The experts indicate that the radial design of the site and its link to the main religious landmarks of the region, the wak’as, reflect “the system of Inca ceques, the roads that ordered the sacred geography of Cuzco, the capital of its peoples”.

In addition, the radial walls that delimit the 39 perimeter enclosures of Waskiri show “a structure very similar to that of the Inca ceque of Cuzco”.

“If Waskiri’s dividing walls did indeed represent a ceque system, this would be more explicit evidence that the Incas replicated the symbolic structure of Cuzco in the regions they colonised,” the study adds.

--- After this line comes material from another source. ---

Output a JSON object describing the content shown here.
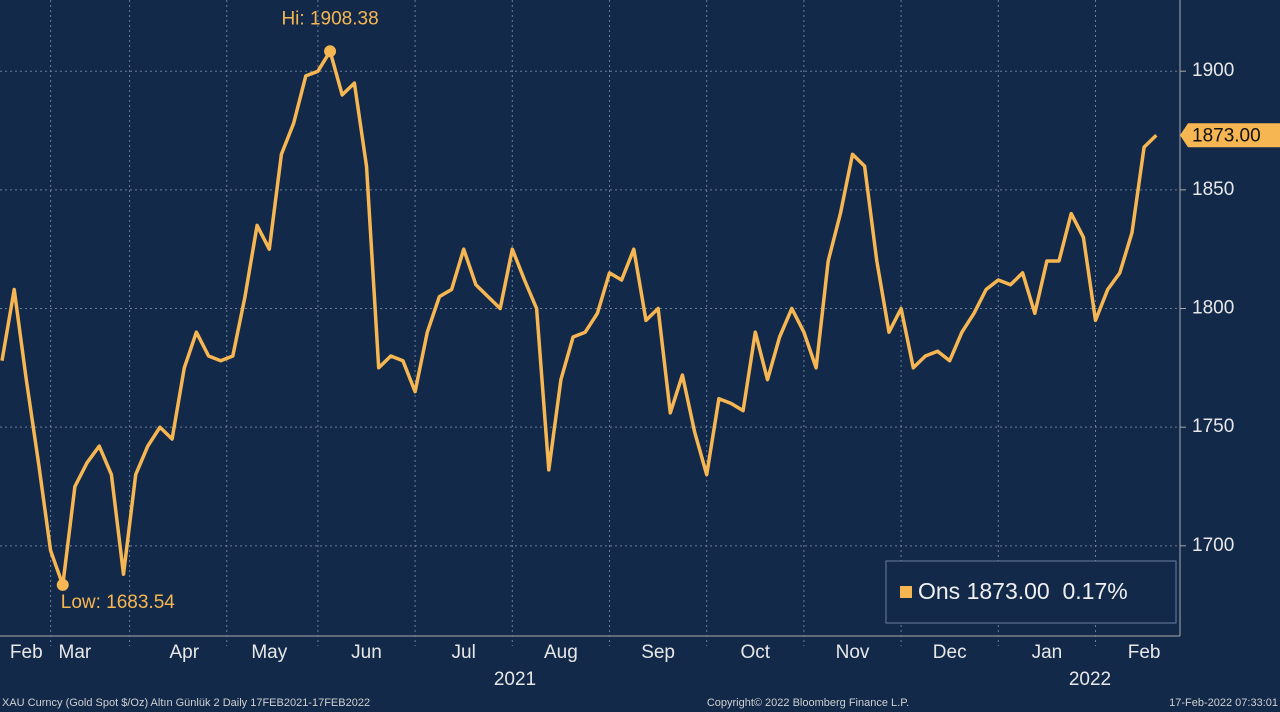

“A dense ritual landscape”

During the research, in addition to the ‘Waskiri’, which “stands out for its unprecedented characteristics for the Andes”, the experts commented that in the Carangas region they identified “a surprising concentration of pre-Hispanic religious sites, which are linked both to the ancient Andean cults of wak’a (sacred mountains, tutelary hills and mummified ancestors) and to the Inca settlement of the region”.

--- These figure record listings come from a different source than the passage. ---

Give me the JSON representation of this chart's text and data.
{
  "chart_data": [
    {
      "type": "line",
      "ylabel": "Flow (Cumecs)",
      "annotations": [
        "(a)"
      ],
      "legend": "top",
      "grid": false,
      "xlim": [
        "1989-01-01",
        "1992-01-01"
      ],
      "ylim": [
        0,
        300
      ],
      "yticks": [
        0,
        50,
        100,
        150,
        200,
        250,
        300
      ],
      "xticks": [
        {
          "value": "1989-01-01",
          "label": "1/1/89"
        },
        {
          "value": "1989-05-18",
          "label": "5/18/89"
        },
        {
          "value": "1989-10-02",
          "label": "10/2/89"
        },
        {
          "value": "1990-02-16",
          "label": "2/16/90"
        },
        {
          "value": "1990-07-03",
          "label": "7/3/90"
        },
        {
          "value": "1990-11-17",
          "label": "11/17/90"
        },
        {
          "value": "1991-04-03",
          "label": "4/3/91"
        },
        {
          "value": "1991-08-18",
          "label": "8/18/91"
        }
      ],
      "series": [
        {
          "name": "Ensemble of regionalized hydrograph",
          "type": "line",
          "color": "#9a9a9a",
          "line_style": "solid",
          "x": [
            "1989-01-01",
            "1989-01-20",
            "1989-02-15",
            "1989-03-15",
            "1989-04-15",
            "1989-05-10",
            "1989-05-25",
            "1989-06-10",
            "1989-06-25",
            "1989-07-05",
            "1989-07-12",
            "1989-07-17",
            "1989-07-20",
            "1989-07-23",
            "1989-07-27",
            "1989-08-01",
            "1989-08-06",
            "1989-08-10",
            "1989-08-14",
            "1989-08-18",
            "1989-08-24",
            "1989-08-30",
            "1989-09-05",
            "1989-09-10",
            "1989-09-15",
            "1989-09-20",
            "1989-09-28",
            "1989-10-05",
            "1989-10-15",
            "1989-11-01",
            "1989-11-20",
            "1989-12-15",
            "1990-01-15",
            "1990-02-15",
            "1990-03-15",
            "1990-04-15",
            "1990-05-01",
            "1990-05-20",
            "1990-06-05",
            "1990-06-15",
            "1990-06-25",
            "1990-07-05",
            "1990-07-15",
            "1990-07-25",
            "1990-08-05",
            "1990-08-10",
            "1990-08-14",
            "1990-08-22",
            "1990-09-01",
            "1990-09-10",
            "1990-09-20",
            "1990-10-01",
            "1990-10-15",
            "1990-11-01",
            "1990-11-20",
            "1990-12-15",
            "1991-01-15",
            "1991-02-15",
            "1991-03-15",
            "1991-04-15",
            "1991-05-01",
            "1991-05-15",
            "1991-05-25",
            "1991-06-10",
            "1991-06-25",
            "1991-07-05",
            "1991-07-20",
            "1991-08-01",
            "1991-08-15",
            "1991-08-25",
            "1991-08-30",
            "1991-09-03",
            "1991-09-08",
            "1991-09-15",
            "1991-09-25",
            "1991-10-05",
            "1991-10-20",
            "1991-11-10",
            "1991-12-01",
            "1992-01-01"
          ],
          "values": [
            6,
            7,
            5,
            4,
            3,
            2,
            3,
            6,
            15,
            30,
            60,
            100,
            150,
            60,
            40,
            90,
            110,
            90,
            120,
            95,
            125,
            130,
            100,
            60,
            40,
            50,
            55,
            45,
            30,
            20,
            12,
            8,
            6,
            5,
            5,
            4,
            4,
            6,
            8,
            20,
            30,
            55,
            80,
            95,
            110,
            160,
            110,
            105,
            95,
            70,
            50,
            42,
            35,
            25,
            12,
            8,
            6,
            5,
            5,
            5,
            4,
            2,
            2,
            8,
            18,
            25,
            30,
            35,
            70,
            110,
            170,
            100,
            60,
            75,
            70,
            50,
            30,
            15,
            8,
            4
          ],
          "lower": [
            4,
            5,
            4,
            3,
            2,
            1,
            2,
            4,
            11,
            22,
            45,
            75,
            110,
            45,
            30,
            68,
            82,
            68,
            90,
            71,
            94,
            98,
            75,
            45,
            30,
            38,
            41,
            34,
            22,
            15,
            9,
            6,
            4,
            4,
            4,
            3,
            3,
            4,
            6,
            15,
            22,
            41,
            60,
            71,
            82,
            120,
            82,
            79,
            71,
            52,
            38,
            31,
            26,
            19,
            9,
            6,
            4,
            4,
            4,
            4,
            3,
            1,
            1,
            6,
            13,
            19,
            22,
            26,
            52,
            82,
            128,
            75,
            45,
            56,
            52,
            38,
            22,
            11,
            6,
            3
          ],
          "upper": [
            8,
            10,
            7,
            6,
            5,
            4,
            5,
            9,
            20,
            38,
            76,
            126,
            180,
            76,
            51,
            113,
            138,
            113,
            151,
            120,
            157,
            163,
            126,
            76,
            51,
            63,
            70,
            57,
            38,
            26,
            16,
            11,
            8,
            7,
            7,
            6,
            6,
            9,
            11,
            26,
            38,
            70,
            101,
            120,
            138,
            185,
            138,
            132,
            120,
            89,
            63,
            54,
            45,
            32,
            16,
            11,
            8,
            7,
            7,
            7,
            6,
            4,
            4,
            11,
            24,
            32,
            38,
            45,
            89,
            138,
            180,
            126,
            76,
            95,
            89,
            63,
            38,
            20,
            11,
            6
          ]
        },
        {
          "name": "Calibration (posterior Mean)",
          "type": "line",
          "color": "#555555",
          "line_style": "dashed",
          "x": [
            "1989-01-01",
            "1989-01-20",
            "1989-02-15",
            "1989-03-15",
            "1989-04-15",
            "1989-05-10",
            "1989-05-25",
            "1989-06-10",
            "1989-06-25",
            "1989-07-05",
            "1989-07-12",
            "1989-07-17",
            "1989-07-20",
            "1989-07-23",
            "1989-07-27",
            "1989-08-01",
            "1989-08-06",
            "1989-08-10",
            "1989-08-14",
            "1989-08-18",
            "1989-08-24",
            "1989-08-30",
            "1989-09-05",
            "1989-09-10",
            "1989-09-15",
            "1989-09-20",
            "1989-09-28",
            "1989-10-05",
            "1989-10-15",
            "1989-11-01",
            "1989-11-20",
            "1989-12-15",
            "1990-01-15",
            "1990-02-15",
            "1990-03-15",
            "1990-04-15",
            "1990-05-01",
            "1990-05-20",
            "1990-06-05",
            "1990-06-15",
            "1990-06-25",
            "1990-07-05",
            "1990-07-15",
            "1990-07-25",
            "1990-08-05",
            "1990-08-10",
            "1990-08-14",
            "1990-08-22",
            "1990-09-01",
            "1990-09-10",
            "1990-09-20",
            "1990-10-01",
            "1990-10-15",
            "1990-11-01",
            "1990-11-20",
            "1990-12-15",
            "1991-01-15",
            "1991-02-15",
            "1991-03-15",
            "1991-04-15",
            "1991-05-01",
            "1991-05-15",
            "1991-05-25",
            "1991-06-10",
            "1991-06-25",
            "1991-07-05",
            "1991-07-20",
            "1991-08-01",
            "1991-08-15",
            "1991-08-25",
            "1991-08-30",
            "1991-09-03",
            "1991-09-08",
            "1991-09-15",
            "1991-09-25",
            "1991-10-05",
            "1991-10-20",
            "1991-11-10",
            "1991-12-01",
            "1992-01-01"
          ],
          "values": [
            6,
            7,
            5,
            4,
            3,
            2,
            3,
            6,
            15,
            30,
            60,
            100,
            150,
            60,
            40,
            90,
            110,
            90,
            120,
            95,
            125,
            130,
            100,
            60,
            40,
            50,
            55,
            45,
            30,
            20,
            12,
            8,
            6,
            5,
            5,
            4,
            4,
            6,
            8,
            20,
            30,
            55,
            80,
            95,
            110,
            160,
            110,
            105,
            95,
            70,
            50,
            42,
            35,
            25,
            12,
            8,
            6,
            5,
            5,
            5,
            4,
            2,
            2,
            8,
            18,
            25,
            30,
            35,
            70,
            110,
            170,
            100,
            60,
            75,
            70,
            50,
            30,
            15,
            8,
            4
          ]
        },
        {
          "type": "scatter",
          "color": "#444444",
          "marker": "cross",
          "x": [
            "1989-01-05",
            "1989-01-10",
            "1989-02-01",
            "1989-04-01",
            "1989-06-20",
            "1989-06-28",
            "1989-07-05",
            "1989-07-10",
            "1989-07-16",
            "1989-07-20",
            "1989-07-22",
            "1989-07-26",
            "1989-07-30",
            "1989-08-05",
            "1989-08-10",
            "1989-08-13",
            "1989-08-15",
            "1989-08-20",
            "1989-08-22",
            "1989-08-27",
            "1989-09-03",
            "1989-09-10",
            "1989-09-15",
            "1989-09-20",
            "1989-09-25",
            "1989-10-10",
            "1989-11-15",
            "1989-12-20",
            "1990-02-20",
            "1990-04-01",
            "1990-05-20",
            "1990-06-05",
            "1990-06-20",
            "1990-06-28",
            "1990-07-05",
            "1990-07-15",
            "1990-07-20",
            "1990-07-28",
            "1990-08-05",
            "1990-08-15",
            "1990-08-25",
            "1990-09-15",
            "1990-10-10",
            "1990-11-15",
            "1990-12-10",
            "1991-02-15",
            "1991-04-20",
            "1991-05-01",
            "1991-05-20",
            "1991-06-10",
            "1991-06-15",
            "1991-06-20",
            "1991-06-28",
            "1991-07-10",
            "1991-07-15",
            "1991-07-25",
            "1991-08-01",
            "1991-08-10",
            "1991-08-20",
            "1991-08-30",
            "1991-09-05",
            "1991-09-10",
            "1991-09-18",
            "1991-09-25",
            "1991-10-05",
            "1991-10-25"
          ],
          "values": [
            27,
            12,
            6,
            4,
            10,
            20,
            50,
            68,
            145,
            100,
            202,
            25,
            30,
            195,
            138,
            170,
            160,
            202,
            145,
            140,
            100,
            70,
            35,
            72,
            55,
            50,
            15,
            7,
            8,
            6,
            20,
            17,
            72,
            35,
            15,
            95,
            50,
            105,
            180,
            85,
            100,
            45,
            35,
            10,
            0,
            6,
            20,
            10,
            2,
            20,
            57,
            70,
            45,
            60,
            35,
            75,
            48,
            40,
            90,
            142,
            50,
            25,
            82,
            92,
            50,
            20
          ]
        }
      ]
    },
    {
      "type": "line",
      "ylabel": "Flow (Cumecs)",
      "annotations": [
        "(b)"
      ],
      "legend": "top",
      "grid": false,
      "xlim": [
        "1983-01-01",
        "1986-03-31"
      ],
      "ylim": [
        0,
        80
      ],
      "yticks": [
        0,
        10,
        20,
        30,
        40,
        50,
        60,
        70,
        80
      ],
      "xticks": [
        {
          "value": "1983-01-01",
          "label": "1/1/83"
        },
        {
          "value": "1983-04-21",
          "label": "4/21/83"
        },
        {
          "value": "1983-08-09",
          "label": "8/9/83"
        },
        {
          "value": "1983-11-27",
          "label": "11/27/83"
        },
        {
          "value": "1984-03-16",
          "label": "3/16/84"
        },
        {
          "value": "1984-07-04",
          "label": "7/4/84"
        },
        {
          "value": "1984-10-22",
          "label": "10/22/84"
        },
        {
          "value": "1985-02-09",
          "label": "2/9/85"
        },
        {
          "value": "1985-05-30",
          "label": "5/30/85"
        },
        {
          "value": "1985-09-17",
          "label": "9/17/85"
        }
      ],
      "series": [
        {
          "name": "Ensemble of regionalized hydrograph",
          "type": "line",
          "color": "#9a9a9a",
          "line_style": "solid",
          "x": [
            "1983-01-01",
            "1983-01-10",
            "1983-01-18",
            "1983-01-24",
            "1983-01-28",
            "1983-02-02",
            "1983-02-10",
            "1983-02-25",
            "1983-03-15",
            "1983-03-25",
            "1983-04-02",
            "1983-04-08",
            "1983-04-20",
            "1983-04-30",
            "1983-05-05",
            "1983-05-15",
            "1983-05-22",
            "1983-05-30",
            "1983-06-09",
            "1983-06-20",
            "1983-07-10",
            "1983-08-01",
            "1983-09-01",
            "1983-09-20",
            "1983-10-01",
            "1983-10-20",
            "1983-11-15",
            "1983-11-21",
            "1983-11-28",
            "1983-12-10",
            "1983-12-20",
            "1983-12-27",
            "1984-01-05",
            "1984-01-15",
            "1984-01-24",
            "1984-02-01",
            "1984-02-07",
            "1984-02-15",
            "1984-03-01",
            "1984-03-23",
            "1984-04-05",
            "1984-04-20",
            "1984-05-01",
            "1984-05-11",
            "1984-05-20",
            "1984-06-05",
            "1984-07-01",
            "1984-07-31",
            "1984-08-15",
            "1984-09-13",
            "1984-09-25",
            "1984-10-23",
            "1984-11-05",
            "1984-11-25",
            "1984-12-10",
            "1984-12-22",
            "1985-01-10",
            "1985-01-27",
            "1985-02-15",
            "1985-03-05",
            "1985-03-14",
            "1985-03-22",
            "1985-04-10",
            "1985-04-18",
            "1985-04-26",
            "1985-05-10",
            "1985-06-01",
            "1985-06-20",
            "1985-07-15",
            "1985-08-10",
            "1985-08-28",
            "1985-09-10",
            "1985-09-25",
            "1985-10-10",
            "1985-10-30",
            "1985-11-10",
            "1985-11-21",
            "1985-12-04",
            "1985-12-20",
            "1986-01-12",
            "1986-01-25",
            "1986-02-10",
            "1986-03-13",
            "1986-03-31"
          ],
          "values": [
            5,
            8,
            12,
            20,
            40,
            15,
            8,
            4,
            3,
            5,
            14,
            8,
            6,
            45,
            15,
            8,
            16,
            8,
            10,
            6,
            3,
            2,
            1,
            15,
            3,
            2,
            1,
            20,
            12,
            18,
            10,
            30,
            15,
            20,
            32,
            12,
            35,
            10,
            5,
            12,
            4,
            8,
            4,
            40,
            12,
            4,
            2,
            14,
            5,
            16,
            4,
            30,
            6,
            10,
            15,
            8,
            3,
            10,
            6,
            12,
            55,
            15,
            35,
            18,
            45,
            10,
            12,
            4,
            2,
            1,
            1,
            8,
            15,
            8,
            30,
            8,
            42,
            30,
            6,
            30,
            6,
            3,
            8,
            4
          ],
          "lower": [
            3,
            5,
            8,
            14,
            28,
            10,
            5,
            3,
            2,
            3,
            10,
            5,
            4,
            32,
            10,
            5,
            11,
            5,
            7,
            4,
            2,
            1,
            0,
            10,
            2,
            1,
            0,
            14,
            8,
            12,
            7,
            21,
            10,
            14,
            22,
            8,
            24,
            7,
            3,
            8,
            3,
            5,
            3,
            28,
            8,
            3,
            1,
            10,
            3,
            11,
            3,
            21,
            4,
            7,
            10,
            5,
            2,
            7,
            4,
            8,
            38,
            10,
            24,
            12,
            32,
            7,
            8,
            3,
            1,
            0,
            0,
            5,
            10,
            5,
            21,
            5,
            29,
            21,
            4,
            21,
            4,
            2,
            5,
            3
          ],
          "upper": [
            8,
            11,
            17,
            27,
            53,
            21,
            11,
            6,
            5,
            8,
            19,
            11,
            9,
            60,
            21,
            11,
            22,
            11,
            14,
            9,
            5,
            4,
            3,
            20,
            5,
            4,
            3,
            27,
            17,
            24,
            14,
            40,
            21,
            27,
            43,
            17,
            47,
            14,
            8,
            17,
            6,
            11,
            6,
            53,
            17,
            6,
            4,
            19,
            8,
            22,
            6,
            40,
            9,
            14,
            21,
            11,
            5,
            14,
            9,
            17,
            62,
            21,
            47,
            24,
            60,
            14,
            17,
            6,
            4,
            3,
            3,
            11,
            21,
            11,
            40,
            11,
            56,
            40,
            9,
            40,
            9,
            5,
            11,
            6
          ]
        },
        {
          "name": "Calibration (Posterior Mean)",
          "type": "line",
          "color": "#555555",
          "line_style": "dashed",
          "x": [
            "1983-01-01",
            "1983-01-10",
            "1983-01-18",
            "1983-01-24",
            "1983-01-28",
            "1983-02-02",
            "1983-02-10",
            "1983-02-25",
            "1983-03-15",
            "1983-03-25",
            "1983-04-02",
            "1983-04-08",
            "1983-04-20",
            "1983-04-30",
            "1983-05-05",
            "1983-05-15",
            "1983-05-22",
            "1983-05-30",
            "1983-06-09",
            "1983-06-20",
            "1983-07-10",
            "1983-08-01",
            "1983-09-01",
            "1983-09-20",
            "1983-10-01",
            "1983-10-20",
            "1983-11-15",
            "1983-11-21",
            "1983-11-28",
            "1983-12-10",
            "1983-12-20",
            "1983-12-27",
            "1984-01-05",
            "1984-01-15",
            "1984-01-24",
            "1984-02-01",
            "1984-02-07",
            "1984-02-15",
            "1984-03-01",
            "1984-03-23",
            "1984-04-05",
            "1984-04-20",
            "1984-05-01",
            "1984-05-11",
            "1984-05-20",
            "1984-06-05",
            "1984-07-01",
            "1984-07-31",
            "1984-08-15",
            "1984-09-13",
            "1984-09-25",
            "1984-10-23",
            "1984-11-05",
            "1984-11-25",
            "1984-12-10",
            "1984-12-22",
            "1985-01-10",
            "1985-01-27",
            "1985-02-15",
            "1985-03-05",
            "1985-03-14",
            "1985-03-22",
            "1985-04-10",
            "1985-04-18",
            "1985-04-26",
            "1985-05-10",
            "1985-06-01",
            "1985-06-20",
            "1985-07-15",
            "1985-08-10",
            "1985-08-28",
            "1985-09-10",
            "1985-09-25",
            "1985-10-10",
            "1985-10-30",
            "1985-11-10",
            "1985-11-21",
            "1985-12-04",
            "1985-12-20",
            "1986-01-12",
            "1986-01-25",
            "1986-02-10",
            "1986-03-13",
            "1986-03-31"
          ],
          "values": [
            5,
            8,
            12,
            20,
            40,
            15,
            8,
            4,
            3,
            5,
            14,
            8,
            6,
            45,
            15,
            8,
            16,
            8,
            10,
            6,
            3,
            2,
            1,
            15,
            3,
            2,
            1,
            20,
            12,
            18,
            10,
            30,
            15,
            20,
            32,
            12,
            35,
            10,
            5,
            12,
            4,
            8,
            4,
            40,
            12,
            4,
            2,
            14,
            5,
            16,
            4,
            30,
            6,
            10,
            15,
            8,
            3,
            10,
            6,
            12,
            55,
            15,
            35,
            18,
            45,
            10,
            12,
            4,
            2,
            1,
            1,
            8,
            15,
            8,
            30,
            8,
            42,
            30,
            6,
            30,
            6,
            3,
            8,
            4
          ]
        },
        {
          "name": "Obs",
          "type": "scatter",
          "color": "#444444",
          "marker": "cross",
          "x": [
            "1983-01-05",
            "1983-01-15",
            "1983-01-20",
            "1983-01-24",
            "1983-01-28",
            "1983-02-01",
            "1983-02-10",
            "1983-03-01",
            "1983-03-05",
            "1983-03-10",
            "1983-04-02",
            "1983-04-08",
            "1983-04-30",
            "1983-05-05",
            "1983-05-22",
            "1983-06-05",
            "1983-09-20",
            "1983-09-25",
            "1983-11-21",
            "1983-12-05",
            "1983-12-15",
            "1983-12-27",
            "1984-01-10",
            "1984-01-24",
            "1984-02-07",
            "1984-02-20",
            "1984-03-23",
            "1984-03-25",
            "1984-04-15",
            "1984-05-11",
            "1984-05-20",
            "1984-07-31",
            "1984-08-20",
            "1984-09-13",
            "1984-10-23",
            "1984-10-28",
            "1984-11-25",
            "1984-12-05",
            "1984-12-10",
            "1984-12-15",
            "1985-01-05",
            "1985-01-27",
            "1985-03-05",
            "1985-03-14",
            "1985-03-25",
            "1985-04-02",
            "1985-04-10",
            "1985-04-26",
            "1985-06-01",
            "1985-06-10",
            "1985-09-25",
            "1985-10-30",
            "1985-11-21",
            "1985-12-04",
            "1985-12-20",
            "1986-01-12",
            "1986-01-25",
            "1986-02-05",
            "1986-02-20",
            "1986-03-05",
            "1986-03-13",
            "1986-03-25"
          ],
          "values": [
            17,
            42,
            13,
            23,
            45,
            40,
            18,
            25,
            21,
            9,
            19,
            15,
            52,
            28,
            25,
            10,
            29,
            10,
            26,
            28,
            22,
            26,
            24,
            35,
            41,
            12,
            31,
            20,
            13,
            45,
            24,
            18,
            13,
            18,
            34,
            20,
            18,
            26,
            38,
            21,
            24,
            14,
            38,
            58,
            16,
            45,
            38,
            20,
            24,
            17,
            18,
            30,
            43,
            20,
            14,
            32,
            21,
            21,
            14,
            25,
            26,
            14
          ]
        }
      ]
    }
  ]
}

These studies, the archaeologists add, have revealed that in this region characterised by its extremely arid and cold climate, “many pre-Hispanic religious sites and structures that form a dense ritual landscape”, comprising at least 135 hilltop sites, most of which “are directly associated with ancient agricultural production areas”.

The sites “can be identified on the ground and in satellite images by their variable number of concentric walls (between two and nine per site), each of which occupies a different terrace level around the hilltop,” the researchers note.

Above: view from Waskiri, showing the silhouettes of the main sacred mountains in the region. Below: distribution of sacred sites around Waskiri Cambridge University Press / P. Cruz

In all these spaces, abundant quantities of pre-Hispanic ceramic fragments are found, most of which are of local styles typical of the Late Intermediate and Late Intermediate Periods, along with some regional styles linked to the southern expansion of the Incas.

The research determined that these ceremonial spaces “emerged during the Late Intermediate Period, as did the pukaras, and were later appropriated and re-signified by the Incas”. In addition, he explains that their concentration in the altiplano could be due to the belief that the gods regulated the extreme climatic conditions, because a small variation in temperature or rainfall could cause the loss of crops or the death of livestock.

For the experts, this important discovery about the ceremonial centre and the ritual landscape in which Waskiri is located, “provides rich material for further studies of the pre-Hispanic history of this part of the Andes, an area that has generally been little studied”.